Kesimpulannya, kebebasan berpikir adalah kewajiban bagi setiap muslim. Muslim yg berpikir bebas akan menemukan Tuhannya karena proses pencarian tersebut. Seperti yg kita ketahui, muslim sejati bukanlah muslim yg menjadi Islam karena faktor genealogi. Acuan bagi kebebasan berpikir adalah fakta empiris, hal rasional, dan tentunya wahyu. Seperti yg diungkap Al Ghazali bahwa acuan berpikir terdiri atas wahyu, akal, dan indra. Sedangkan, batas kebebasan pikiran bersifat sangat relatif. Bagi kita yg berpikir bebas, untuk mengetahui batasan berpikir, maka secara progressif kita perlu mencapai batasan tersebut. Terakhir, Natsir pernah menulis:
"Akal merdeka bisa memperkuat dan memperteguh iman kita, menambah khusyu' dan tawadhu' kita terhadap kebesaran Ilahi serta membantu kita mencari rahasia-rahasia firman Tuhan, menolong kita memahamkan hikmah-hikmah suruhan dan ajaran agama, mempertinggi dan memperhalus perasaan keagamaan kita."



Sumber:
- Alqur'anul Karim
- Ahmad Wahib. 1981. Pergolakan Pemikiran Islam. Jakarta: LP3ES Press.
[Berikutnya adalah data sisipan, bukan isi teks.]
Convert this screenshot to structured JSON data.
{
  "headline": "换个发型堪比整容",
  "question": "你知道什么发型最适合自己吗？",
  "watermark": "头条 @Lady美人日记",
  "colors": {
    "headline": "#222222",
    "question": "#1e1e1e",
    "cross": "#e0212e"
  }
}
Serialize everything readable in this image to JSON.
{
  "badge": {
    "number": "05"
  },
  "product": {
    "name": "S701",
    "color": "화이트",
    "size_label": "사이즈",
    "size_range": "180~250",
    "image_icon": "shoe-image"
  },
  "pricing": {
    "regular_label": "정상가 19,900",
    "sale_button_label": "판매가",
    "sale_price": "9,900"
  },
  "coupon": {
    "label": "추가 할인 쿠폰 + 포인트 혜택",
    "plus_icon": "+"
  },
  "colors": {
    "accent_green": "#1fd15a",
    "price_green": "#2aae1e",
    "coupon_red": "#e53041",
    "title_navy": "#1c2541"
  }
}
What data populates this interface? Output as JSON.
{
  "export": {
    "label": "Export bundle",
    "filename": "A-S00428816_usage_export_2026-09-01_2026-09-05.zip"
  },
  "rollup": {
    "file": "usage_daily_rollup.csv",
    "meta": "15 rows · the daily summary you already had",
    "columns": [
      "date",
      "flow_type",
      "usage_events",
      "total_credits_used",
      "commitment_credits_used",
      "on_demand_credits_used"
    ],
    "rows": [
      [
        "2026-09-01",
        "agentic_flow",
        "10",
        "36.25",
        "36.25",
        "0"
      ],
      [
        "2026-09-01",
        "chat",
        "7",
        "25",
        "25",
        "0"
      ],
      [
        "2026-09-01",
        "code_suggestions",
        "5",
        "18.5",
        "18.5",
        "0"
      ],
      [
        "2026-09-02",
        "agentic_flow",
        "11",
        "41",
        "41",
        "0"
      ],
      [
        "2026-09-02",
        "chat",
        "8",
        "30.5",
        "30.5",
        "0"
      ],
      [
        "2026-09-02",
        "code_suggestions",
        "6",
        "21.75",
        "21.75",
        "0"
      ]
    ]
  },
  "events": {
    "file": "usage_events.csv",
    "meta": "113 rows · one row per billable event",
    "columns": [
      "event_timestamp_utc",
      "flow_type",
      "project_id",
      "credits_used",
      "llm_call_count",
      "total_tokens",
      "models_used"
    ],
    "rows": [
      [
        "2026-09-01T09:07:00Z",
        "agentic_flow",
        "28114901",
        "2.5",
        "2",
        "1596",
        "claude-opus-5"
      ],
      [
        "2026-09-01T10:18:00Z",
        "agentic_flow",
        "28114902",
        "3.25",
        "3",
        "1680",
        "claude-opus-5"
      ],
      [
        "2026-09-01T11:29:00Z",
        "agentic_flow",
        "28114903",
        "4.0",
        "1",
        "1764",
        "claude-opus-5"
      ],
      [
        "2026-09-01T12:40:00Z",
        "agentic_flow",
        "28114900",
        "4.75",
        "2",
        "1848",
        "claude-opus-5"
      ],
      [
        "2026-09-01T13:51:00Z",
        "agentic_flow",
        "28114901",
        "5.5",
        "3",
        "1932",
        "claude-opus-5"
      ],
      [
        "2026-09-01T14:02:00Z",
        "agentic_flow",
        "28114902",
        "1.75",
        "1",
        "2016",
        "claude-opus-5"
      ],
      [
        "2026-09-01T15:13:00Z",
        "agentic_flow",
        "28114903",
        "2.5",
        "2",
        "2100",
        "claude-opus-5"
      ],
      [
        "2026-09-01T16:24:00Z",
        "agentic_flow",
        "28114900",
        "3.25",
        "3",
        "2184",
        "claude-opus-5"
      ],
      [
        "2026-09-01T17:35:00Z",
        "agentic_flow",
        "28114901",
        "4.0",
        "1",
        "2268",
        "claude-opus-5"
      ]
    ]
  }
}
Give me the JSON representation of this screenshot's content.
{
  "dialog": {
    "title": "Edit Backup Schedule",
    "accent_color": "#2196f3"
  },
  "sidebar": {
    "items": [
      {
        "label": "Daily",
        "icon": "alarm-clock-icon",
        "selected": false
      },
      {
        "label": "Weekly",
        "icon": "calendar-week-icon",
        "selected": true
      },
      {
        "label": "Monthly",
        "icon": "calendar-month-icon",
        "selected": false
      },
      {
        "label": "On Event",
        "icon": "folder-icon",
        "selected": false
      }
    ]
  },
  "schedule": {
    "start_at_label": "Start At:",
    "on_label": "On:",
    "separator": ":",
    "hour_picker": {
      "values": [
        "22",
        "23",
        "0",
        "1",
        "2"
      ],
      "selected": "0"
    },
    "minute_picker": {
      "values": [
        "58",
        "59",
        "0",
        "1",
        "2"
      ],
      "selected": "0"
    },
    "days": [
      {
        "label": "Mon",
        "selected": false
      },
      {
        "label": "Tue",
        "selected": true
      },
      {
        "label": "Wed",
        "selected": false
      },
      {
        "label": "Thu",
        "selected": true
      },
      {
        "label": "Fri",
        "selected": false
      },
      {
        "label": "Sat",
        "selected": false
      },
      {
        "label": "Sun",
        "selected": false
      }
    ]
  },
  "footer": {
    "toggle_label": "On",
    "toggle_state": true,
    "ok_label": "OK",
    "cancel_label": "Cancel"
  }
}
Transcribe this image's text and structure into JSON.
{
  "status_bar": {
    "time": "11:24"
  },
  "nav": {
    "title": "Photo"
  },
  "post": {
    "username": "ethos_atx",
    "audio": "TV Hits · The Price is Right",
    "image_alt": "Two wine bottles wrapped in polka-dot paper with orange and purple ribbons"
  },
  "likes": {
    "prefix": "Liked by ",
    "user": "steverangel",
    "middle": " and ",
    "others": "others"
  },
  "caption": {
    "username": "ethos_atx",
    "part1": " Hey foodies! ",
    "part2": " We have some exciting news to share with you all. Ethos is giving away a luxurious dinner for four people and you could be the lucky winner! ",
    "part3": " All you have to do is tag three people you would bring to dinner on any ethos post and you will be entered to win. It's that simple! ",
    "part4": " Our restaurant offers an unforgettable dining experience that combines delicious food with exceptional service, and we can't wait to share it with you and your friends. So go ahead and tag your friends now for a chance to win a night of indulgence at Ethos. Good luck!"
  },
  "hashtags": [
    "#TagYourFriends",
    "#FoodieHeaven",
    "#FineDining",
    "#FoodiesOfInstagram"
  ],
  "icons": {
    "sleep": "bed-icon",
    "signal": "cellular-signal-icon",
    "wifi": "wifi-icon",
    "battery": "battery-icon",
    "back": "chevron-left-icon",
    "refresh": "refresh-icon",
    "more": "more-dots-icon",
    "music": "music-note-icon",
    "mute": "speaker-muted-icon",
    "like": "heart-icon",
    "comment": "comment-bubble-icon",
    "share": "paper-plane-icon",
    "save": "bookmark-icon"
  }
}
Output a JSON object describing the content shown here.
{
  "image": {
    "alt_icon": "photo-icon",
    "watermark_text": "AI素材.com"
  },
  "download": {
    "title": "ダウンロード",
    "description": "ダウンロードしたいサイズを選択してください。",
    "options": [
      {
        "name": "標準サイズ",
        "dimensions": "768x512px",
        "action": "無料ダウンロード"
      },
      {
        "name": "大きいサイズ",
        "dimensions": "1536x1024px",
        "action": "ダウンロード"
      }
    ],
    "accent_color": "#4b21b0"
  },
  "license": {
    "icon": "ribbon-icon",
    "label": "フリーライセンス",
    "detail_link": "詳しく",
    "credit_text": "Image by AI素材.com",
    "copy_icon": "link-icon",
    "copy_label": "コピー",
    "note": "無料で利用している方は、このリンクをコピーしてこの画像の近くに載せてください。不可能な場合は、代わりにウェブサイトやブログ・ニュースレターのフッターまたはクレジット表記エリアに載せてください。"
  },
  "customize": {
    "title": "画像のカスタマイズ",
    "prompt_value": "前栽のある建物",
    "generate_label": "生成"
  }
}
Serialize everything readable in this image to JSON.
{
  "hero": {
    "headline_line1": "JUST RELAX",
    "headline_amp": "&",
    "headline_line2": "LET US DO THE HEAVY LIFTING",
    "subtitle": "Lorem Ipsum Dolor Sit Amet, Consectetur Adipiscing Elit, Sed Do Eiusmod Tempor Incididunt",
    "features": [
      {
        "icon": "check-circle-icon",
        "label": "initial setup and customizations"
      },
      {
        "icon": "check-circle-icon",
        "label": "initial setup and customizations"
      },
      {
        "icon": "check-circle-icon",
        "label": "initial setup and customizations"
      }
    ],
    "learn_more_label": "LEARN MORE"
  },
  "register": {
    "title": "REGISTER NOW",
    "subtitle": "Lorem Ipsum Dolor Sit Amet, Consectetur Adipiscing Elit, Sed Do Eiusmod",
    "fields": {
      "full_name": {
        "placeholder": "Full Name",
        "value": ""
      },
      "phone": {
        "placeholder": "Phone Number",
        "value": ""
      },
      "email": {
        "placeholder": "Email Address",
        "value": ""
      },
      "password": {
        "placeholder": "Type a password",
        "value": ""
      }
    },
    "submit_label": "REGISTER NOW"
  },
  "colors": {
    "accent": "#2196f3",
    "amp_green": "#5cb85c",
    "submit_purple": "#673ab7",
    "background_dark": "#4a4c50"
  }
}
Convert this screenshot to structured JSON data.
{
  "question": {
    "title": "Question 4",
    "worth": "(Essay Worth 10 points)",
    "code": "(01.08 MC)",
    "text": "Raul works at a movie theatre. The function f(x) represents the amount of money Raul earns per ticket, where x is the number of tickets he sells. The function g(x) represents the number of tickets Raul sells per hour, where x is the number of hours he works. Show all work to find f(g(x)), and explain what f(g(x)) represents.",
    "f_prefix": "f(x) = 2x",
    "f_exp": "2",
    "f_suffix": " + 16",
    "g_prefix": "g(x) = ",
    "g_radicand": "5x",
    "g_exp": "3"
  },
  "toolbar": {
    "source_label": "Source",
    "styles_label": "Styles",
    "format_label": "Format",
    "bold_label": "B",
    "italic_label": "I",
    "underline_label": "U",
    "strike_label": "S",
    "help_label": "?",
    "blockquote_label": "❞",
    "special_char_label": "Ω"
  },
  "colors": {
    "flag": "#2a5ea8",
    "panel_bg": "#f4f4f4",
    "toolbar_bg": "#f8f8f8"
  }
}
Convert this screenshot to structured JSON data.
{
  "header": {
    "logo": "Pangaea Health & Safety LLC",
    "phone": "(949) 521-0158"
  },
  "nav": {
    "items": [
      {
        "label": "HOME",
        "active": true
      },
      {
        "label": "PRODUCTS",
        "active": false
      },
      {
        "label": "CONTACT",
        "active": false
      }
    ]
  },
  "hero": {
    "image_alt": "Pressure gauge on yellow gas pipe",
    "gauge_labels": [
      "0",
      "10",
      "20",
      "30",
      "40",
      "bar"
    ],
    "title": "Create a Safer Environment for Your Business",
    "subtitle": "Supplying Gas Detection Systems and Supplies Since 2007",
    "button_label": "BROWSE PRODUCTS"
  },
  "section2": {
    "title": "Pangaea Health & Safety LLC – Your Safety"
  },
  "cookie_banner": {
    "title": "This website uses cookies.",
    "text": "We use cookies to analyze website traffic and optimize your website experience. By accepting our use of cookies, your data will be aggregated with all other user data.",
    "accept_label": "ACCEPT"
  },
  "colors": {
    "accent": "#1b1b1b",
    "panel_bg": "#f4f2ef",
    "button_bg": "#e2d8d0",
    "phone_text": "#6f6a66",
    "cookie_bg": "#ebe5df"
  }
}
- M. Natsir. 1961. Capita Selecta. Bandung: Sumur Bandung.
- Al Ghazali. ____. Kimiyatussa'adah. ____.
- Syarif Muharim. 2010. Menggapai Kembali Pemikiran Rasullullah SAW. Bima: Anonim Press.
- Artikel Nashruddin Syarief yg berjudul Epistemologi Islam. 2010.